What’s really amazing is the fact that these features are available without the use of Microsoft Silverlight plug-in, although Siliverlight does add some useful functionality such as drag-and-drop uploading of docs to your SkyDrive.

This launch marks Microsoft’s coming of age in cloud computing. Microsoft now offers cloud-based services for many of the critical IT building blocks most organizations use. In addition to Office Web Apps, you can use Microsoft’s cloud-based e-mail services (free Hotmail for consumers,Live@edu for educational institutions and students, and Microsoft Online/BPOS for the enterprise, which includes the following services:

  1. Exchange Online for email and calendaring
  2. SharePoint Online for collaboration
  3. Microsoft Office Communications Online for IM, presence, voice and video communication
  4. Microsoft Office Live Meeting for web conferencing

For creating cloud-based applications and services, there’s Windows Azure Platform— its cloud-based application infrastructure, with more to come.

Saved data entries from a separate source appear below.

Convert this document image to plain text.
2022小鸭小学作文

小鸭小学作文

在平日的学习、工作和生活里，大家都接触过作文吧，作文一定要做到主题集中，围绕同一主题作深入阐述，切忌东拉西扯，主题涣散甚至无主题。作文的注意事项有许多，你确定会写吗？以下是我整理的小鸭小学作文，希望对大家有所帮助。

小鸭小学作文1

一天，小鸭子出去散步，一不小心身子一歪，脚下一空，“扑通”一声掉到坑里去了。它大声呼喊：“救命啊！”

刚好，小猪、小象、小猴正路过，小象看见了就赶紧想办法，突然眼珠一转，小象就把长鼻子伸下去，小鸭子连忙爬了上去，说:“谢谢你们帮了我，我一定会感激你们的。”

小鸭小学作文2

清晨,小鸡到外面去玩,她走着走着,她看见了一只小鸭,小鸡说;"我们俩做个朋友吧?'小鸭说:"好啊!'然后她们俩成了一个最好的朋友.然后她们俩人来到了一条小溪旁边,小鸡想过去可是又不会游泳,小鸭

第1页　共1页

Microsoft’s flexible approach to the cloud— it offers you a way to use the cloud-only services, deploy software + services within your organization (in your own data centers and on your own servers), or use a mix of software and cloud-based services, allows you to choose what best meets yours organization’s needs. This is in marked difference to providers who offer cloud-based services as the only option, often without the critical management, control, and support options that most organizations need.